ISOless sensors, read noise and photography - many questions!

Started Oct 3, 2013 | Discussions thread
OP boardsy Senior Member • Posts: 2,215
Re: full circle: "just raise ISO, when necessary!"

Steen Bay wrote:

boardsy wrote:

Steen Bay wrote:

bobn2 wrote:

boardsy wrote:


- no visible benefit in keeping ISO at the low read noise minimum (800 for this sensor), and possibly struggling with a dim view/LCD in camera, and raising brightness later.

I'd be very interested if bobn2, Great Bustard, Gollywop, Detail Man et al would agree?

It depends on the scene. If the scene has a higher tonal range than can be handled by the 'correct' ISO, then there is advantage to using the lower ISO.

Could be argued that the ISO isn't 'correct' if important highlights are blown. Then the 'correct' ISO would be a lower ISO where the highlights are protected.
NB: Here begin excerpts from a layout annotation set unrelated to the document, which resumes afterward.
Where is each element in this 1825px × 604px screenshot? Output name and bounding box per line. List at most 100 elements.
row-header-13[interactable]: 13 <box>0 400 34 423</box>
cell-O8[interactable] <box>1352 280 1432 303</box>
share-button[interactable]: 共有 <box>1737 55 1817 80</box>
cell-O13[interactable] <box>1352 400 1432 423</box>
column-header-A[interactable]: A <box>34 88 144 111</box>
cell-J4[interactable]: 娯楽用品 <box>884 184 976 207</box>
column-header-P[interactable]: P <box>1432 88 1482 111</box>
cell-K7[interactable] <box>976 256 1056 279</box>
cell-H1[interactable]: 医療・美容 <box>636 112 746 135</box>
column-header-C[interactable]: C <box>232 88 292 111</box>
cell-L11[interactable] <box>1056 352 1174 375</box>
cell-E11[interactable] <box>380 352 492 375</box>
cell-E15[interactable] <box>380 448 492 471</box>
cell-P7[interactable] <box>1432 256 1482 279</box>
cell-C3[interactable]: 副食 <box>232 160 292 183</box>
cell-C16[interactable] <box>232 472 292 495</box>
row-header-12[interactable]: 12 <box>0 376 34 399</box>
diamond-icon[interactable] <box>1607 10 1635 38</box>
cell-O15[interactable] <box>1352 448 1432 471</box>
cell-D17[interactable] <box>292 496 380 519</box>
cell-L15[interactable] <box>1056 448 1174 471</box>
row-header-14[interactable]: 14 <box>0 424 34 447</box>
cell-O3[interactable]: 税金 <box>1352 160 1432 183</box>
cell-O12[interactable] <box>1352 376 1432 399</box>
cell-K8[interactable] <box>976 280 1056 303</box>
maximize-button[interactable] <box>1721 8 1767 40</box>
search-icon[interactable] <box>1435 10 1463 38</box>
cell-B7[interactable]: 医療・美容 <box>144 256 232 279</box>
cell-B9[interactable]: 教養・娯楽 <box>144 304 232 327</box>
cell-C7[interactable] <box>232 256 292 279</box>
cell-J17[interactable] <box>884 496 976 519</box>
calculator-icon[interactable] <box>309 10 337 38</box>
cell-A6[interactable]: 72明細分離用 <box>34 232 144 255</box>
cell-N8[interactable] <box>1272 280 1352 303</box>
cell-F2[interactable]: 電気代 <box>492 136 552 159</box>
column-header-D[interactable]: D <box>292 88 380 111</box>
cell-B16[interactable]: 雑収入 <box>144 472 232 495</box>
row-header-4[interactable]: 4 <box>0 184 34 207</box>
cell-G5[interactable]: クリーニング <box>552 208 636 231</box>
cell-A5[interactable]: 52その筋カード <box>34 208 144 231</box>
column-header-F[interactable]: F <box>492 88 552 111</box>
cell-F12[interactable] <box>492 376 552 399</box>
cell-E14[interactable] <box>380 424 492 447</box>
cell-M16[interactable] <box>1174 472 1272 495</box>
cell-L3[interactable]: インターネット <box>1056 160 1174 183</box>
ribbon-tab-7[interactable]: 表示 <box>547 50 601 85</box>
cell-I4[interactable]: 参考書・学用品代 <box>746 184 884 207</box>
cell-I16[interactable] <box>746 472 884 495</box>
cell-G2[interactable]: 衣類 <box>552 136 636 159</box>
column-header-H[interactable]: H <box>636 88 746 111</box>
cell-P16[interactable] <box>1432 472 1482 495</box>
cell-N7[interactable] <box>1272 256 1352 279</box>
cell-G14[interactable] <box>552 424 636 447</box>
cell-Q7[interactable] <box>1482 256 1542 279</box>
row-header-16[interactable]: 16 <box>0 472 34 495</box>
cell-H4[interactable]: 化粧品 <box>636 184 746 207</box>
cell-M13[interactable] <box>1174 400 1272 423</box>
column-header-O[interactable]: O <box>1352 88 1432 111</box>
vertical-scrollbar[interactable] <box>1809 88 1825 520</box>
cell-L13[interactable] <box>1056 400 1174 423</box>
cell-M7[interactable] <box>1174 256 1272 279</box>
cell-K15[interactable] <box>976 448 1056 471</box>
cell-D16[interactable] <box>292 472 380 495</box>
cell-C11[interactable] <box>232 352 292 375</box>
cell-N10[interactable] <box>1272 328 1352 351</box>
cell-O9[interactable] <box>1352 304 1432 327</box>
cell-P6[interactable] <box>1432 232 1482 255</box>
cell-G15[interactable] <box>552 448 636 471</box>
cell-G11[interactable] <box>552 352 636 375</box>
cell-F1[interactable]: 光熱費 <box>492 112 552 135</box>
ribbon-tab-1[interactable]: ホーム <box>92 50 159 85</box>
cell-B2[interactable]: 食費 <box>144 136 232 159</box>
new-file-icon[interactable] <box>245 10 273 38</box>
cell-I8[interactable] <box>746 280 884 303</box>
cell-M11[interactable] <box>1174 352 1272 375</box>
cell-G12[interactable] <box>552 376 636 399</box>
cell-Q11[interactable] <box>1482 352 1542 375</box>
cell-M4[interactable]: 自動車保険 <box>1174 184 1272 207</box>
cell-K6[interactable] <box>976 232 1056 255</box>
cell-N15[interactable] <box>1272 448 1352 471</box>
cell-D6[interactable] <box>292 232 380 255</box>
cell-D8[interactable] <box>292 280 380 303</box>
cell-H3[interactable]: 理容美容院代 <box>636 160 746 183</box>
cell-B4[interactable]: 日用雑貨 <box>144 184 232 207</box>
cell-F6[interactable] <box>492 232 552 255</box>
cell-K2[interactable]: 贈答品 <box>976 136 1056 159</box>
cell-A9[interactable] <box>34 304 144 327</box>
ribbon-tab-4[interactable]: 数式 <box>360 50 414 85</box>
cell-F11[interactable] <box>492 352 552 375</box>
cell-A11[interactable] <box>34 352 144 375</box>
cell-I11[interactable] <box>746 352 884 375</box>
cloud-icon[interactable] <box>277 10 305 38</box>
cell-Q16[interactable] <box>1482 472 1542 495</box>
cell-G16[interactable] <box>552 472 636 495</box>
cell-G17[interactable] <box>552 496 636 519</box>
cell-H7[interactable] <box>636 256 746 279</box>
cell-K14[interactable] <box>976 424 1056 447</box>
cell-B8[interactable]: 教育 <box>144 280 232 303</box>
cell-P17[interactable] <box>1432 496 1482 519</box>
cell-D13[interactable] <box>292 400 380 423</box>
@ bobn2 - yes, that's been mentioned already, and part of what I assumed by "when necessary" - so raise ISO as required for a bright image with protected highlights (if they're a priority for the shot - better-exposed shadows could be more important). But aside from protecting highlights it seems here's no other benefit to keeping it low and raising brightness in RAW later.
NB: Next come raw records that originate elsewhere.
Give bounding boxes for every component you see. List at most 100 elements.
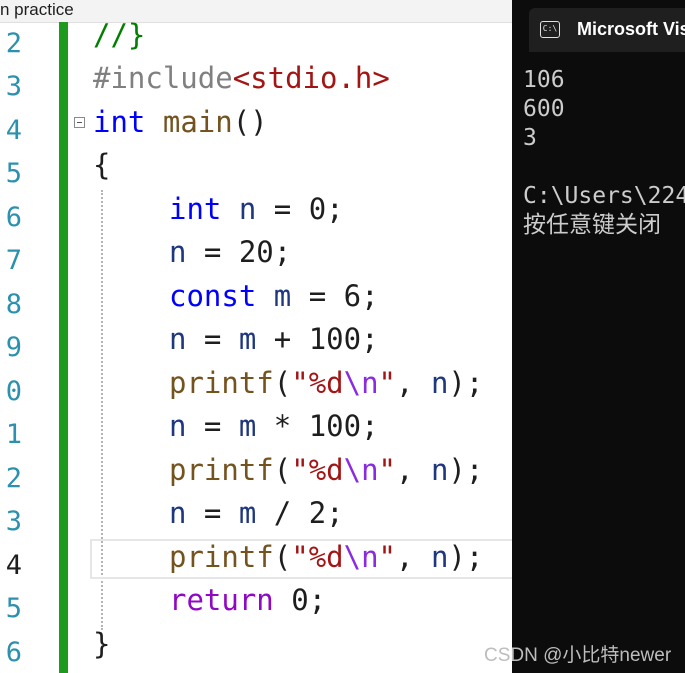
line-number: 7 <box>5 245 22 276</box>
string-literal: " <box>378 366 397 400</box>
collapse-toggle-icon[interactable] <box>74 117 85 128</box>
variable: n <box>169 235 187 269</box>
watermark: CSDN @小比特newer <box>484 645 672 666</box>
code-text: ( <box>273 453 292 487</box>
line-number: 4 <box>5 115 22 146</box>
string-literal: " <box>378 540 397 574</box>
escape-sequence: \n <box>343 366 379 400</box>
code-text: = 20; <box>186 235 292 269</box>
code-line[interactable]: //} <box>93 14 145 57</box>
string-literal: "%d <box>291 366 344 400</box>
change-tracking-bar <box>59 22 68 673</box>
line-number-active: 4 <box>5 550 22 581</box>
line-number: 6 <box>5 202 22 233</box>
code-text: = 6; <box>291 279 379 313</box>
variable: n <box>430 453 449 487</box>
console-tab-title: Microsoft Vis <box>577 19 685 39</box>
console-output-line: 按任意键关闭 <box>523 212 661 238</box>
code-line-current[interactable]: printf("%d\n", n); <box>169 536 483 579</box>
code-text: ); <box>448 540 484 574</box>
console-output-line: 3 <box>523 125 537 151</box>
code-text: ( <box>273 540 292 574</box>
code-line[interactable]: const m = 6; <box>169 275 379 318</box>
line-number: 2 <box>5 463 22 494</box>
code-text: 0; <box>273 583 327 617</box>
code-text: () <box>232 105 268 139</box>
keyword: int <box>169 192 222 226</box>
code-line[interactable]: { <box>93 144 110 187</box>
line-number: 5 <box>5 593 22 624</box>
code-line[interactable]: #include<stdio.h> <box>93 57 390 100</box>
variable: n <box>169 322 187 356</box>
code-text: = <box>186 496 239 530</box>
variable: n <box>169 496 187 530</box>
code-text: , <box>396 453 431 487</box>
code-text: / 2; <box>256 496 344 530</box>
code-text: ); <box>448 366 484 400</box>
code-line[interactable]: return 0; <box>169 579 326 622</box>
console-tab[interactable]: C:\ Microsoft Vis <box>529 8 685 52</box>
code-text: ); <box>448 453 484 487</box>
line-number: 3 <box>5 71 22 102</box>
code-line[interactable]: } <box>93 623 110 666</box>
variable: m <box>238 409 257 443</box>
editor-title: n practice <box>0 0 74 19</box>
console-window[interactable]: C:\ Microsoft Vis 106 600 3 C:\Users\224… <box>512 0 685 673</box>
variable: m <box>238 322 257 356</box>
variable: n <box>169 409 187 443</box>
function-name: main <box>162 105 233 139</box>
console-output-line: 600 <box>523 96 565 122</box>
variable: n <box>430 366 449 400</box>
code-text: = <box>186 322 239 356</box>
line-number: 5 <box>5 158 22 189</box>
line-number: 1 <box>5 419 22 450</box>
code-line[interactable]: printf("%d\n", n); <box>169 362 483 405</box>
string-literal: "%d <box>291 540 344 574</box>
code-line[interactable]: n = 20; <box>169 231 291 274</box>
code-text: { <box>93 148 111 182</box>
code-text: = <box>186 409 239 443</box>
line-number: 8 <box>5 289 22 320</box>
code-text: , <box>396 366 431 400</box>
code-text: } <box>93 627 111 661</box>
code-text: , <box>396 540 431 574</box>
variable: n <box>238 192 257 226</box>
line-number: 9 <box>5 332 22 363</box>
escape-sequence: \n <box>343 453 379 487</box>
code-text: = 0; <box>256 192 344 226</box>
line-number: 6 <box>5 637 22 668</box>
line-number-gutter: 2 3 4 5 6 7 8 9 0 1 2 3 4 5 6 <box>0 22 58 673</box>
code-line[interactable]: n = m + 100; <box>169 318 379 361</box>
console-output-line: C:\Users\224 <box>523 183 685 209</box>
line-number: 0 <box>5 376 22 407</box>
keyword: const <box>169 279 257 313</box>
code-line[interactable]: int main() <box>93 101 268 144</box>
keyword: int <box>93 105 146 139</box>
preprocessor-directive: #include <box>93 61 233 95</box>
string-literal: "%d <box>291 453 344 487</box>
code-line[interactable]: n = m / 2; <box>169 492 344 535</box>
code-line[interactable]: n = m * 100; <box>169 405 379 448</box>
terminal-icon: C:\ <box>540 21 560 38</box>
variable: m <box>273 279 292 313</box>
code-line[interactable]: printf("%d\n", n); <box>169 449 483 492</box>
comment: //} <box>93 18 146 52</box>
line-number: 2 <box>5 28 22 59</box>
function-name: printf <box>169 366 274 400</box>
variable: m <box>238 496 257 530</box>
code-text: * 100; <box>256 409 379 443</box>
code-text: ( <box>273 366 292 400</box>
editor-title-bar: n practice <box>0 0 512 23</box>
string-literal: " <box>378 453 397 487</box>
code-text: + 100; <box>256 322 379 356</box>
function-name: printf <box>169 540 274 574</box>
function-name: printf <box>169 453 274 487</box>
code-line[interactable]: int n = 0; <box>169 188 344 231</box>
escape-sequence: \n <box>343 540 379 574</box>
code-editor[interactable]: n practice 2 3 4 5 6 7 8 9 0 1 2 3 4 5 6… <box>0 0 512 673</box>
console-output-line: 106 <box>523 67 565 93</box>
variable: n <box>430 540 449 574</box>
line-number: 3 <box>5 506 22 537</box>
control-keyword: return <box>169 583 274 617</box>
include-header: <stdio.h> <box>232 61 390 95</box>
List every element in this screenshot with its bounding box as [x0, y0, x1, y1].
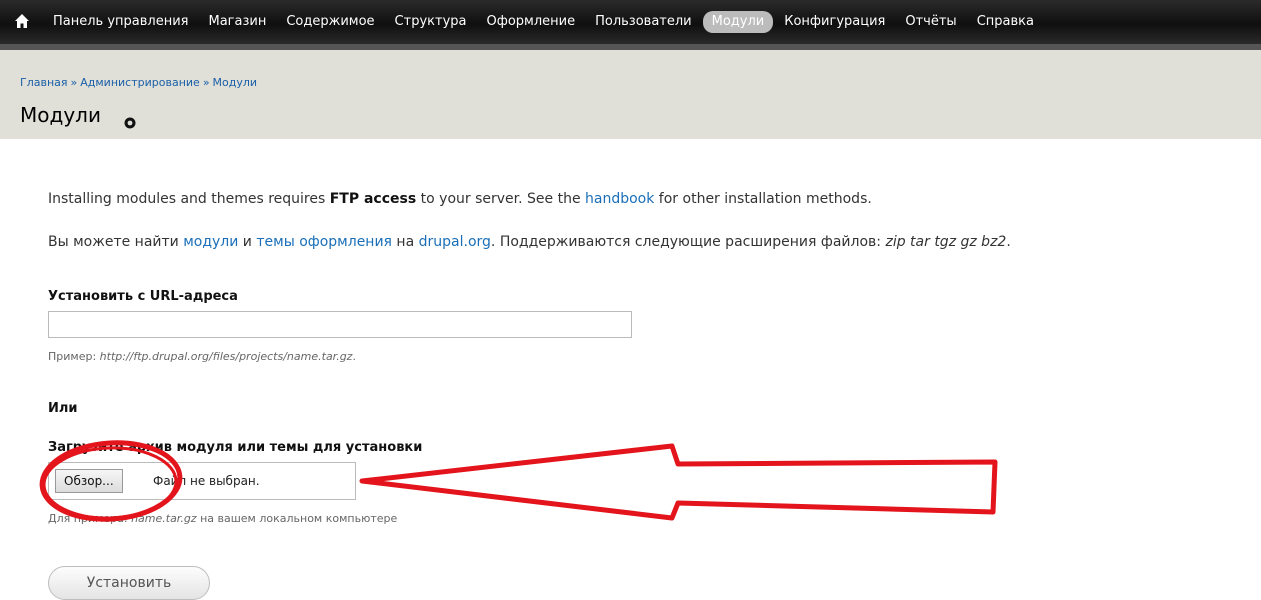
toolbar-item-help[interactable]: Справка: [968, 11, 1043, 33]
themes-link[interactable]: темы оформления: [256, 234, 392, 250]
upload-field-description: Для примера: name.tar.gz на вашем локаль…: [48, 512, 397, 525]
arrow-shape: [359, 443, 998, 521]
browse-button[interactable]: Обзор...: [55, 469, 123, 493]
upload-desc-suffix: на вашем локальном компьютере: [196, 512, 398, 525]
url-field-label: Установить с URL-адреса: [48, 289, 238, 304]
toolbar-item-content[interactable]: Содержимое: [277, 11, 383, 33]
breadcrumb-modules[interactable]: Модули: [213, 76, 258, 89]
toolbar-item-modules[interactable]: Модули: [702, 11, 774, 33]
toolbar-item-structure[interactable]: Структура: [386, 11, 476, 33]
toolbar-item-appearance[interactable]: Оформление: [477, 11, 584, 33]
plus-circle-icon[interactable]: [124, 114, 136, 129]
install-button[interactable]: Установить: [48, 566, 210, 600]
breadcrumb-admin[interactable]: Администрирование: [80, 76, 200, 89]
breadcrumb-separator: »: [202, 76, 210, 89]
upload-desc-prefix: Для примера:: [48, 512, 132, 525]
url-input[interactable]: [48, 311, 632, 338]
file-upload-field[interactable]: Обзор... Файл не выбран.: [48, 462, 356, 500]
toolbar-item-people[interactable]: Пользователи: [586, 11, 701, 33]
url-desc-prefix: Пример:: [48, 350, 100, 363]
home-icon[interactable]: [14, 13, 30, 29]
handbook-link[interactable]: handbook: [585, 191, 654, 207]
modules-link[interactable]: модули: [183, 234, 238, 250]
find-modules-text: Вы можете найти модули и темы оформления…: [48, 234, 1011, 250]
ftp-notice-text: Installing modules and themes requires: [48, 191, 330, 207]
url-desc-suffix: .: [352, 350, 356, 363]
find-modules-part: . Поддерживаются следующие расширения фа…: [490, 234, 886, 250]
toolbar-item-store[interactable]: Магазин: [200, 11, 276, 33]
breadcrumb: Главная» Администрирование» Модули: [20, 76, 257, 89]
url-desc-example: http://ftp.drupal.org/files/projects/nam…: [99, 350, 353, 363]
find-modules-part: .: [1006, 234, 1011, 250]
find-modules-part: на: [391, 234, 419, 250]
admin-toolbar: Панель управления Магазин Содержимое Стр…: [0, 0, 1261, 44]
file-status-text: Файл не выбран.: [153, 474, 260, 488]
ftp-notice-text: to your server. See the: [416, 191, 586, 207]
ftp-notice: Installing modules and themes requires F…: [48, 191, 872, 207]
page-title: Модули: [20, 103, 101, 127]
find-modules-part: и: [238, 234, 257, 250]
toolbar-menu: Панель управления Магазин Содержимое Стр…: [44, 0, 1045, 44]
url-field-description: Пример: http://ftp.drupal.org/files/proj…: [48, 350, 356, 363]
upload-desc-example: name.tar.gz: [131, 512, 197, 525]
toolbar-item-reports[interactable]: Отчёты: [896, 11, 965, 33]
file-extensions: zip tar tgz gz bz2: [885, 234, 1007, 250]
breadcrumb-home[interactable]: Главная: [20, 76, 68, 89]
ftp-access-text: FTP access: [329, 191, 417, 207]
toolbar-item-configuration[interactable]: Конфигурация: [775, 11, 894, 33]
toolbar-item-dashboard[interactable]: Панель управления: [44, 11, 198, 33]
upload-field-label: Загрузите архив модуля или темы для уста…: [48, 440, 423, 455]
or-label: Или: [48, 401, 78, 416]
find-modules-part: Вы можете найти: [48, 234, 184, 250]
ftp-notice-text: for other installation methods.: [654, 191, 872, 207]
drupal-org-link[interactable]: drupal.org: [419, 234, 491, 250]
breadcrumb-separator: »: [70, 76, 78, 89]
page-header: Главная» Администрирование» Модули Модули: [0, 50, 1261, 139]
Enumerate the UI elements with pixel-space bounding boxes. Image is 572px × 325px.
@ Steen Bay - isn't that pretty much what bobn2 is saying here? I.e. if the EV=0 suggests a high ISO ('correct' ISO according to the metering) that blows a few highlights, the 'really correct' ISO should be lower (if highlights are a priority for the shot - better-exposed shadows could be more important).

Using a lower ISO in order to protect the highlights won't affect the shadow noise if the actual exposure (f-stop, shutter speed and lighting) is the same.

Yes, of course! (Unless ISO is part of exp... Sorry, unless ISO is being used to influence aperture or shutter speed.)

But yes, think we agree here. No need to use an ISO that's so high that important highlights are blown, and no need either to use an ISO that's so low that the highlights are e.g. 3 stops below the clipping point (which would give unnecessarily dark JPEGs).

Yes - I'd thought in the wake of the ISO wars that under-exposing when necessary, keeping ISO to a minimum best read noise level (likely 200/400/800) and raising brightness in RAW was somehow preferable to high ISO wrt noise, but it doesn't seem so, not for the NEX sensor anyhow.